Rapid Prototyping and Making Hits
Motown was a hit factory because it was an idea factory. Songwriters prototyped 5 ideas a day, and their best 5 a week were narrowed down to 2. One of those would likely make it through the whole recording process and into Quality Control. Motown threw away 24 songs and 14 mixes for every song they voted on.
Though the leading artists would change from session to session, the backing band for almost every Motown song was
The Funk Brothers. Stax Records in Memphis had a similar backing group in
Booker T. and the M.G.’s. The songwriters, band, and engineers worked together every day.
Their process ensured that the best ideas were developed, but the practiced musicians and engineers are why iteration could happen quickly.
William “Mickey” Stevenson said of the Quality Control sessions “We’d end up with two great songs, sometimes three. We’d pick out the one to go out, and then we’d have other songs ready to go, so we…never ran out of (hits).”
Hiring the best talent is one takeaway from Motown’s success. There are lessons in prototyping as well:
- Use techniques and tools everybody knows. The Motown composition style used chords often similar from song to song. The band arranged tunes on the fly because they all knew the musical formula. Thoughtbot created a Ruby Gem named suspenders to create new Rails projects. They can spin up a new app and deploy it to Heroku in minutes (if not seconds), and because they all use the same Gem everybody at the company is instantly familiar with the libraries being used. Pick one tool for mocks and stick with it. Encourage everybody to learn it.

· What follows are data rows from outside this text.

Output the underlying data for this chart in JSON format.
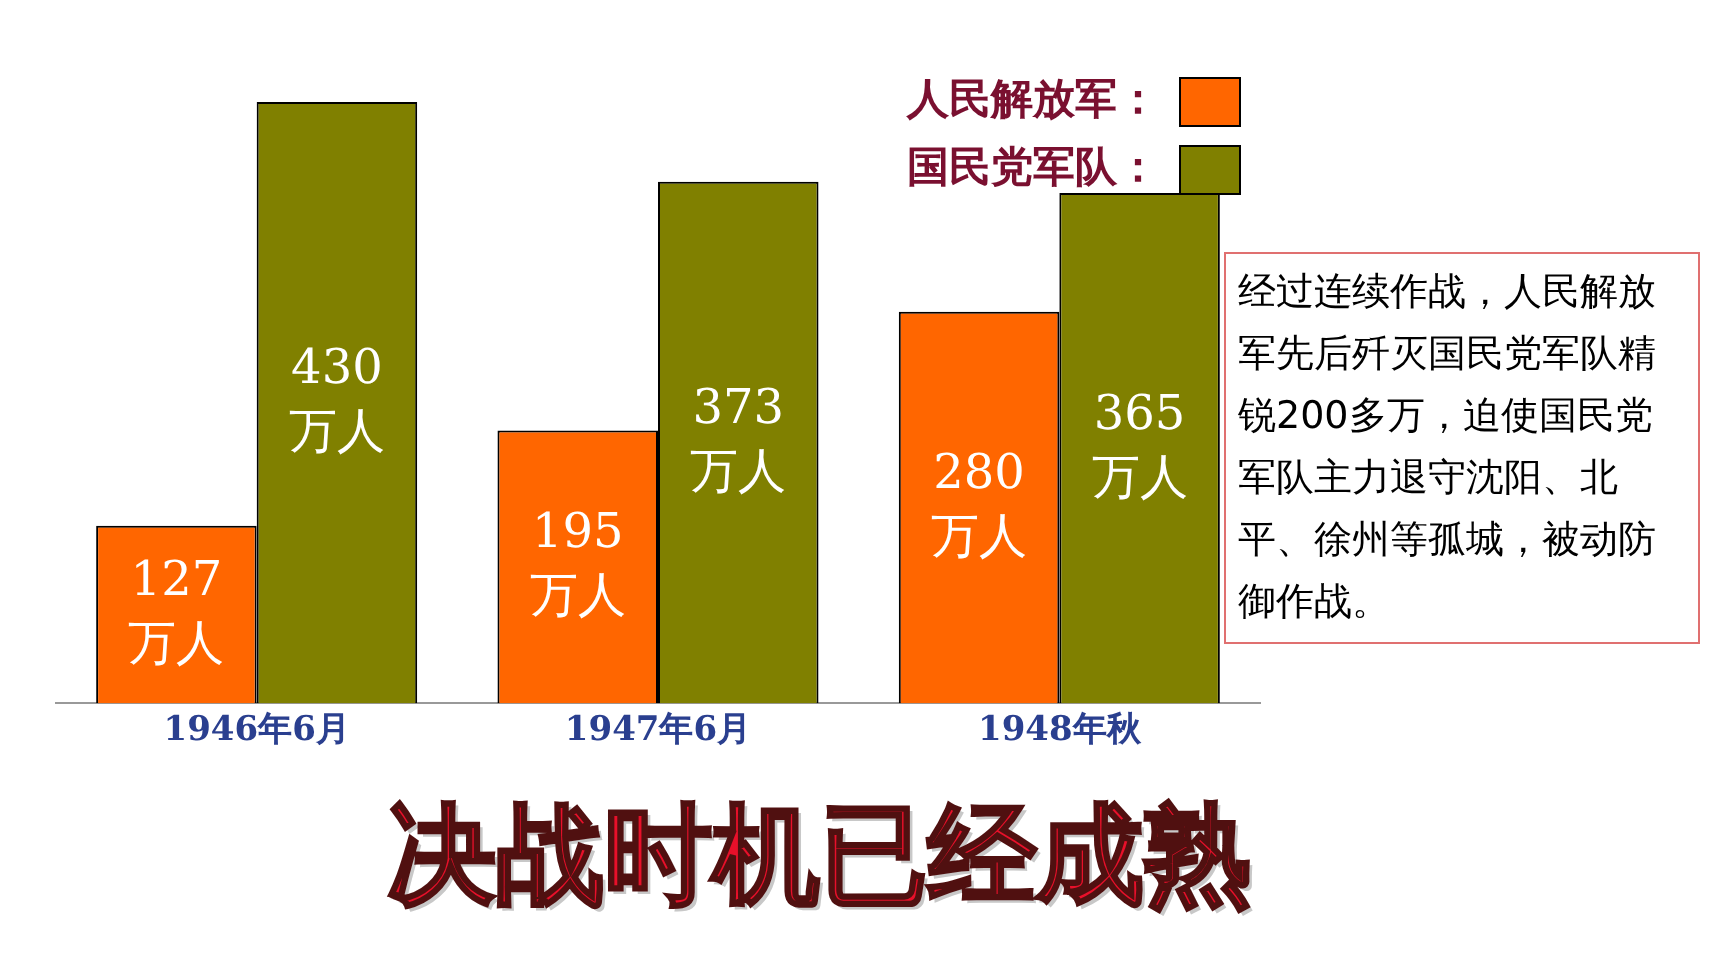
{
  "chart_data": {
    "type": "bar",
    "title": "决战时机已经成熟",
    "categories": [
      "1946年6月",
      "1947年6月",
      "1948年秋"
    ],
    "series": [
      {
        "name": "人民解放军：",
        "color": "#ff6600",
        "values": [
          127,
          195,
          280
        ],
        "value_labels": [
          "127\n万人",
          "195\n万人",
          "280\n万人"
        ]
      },
      {
        "name": "国民党军队：",
        "color": "#808000",
        "values": [
          430,
          373,
          365
        ],
        "value_labels": [
          "430\n万人",
          "373\n万人",
          "365\n万人"
        ]
      }
    ],
    "ylim": [
      0,
      430
    ],
    "tick_labels": "x",
    "grid": false,
    "legend": "top right",
    "annotations": [
      "经过连续作战，人民解放军先后歼灭国民党军队精锐200多万，迫使国民党军队主力退守沈阳、北平、徐州等孤城，被动防御作战。"
    ]
  }
}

- Practice or automate time-consuming stuff. Generating 5 songs a day gave Motown’s writers amazing practice. Building up a product team that can churn through ideas means more possible hits. On the tech and prototyping side, try to automate server and even workstations configuration as much as possible (DevOps is all about this).
- If it doesn‘t exist yet, don‘t be afraid to build it. The Motown producers were famous for using new techniques and sounds in recordings (snow chains, stomping, a tire). The engineers were building new audio gear from scratch to get just the right sound. Don‘t limit yourself to the tools available, go beyond them where you need to.
- Rapid iteration makes tough reviews even more important. Your goal is to find the best ideas. To do that you will need to throw away lots of good ideas. Stevenson saids the flip side of this is that you always have good ideas waiting in the wings, in case you can’t find a great one.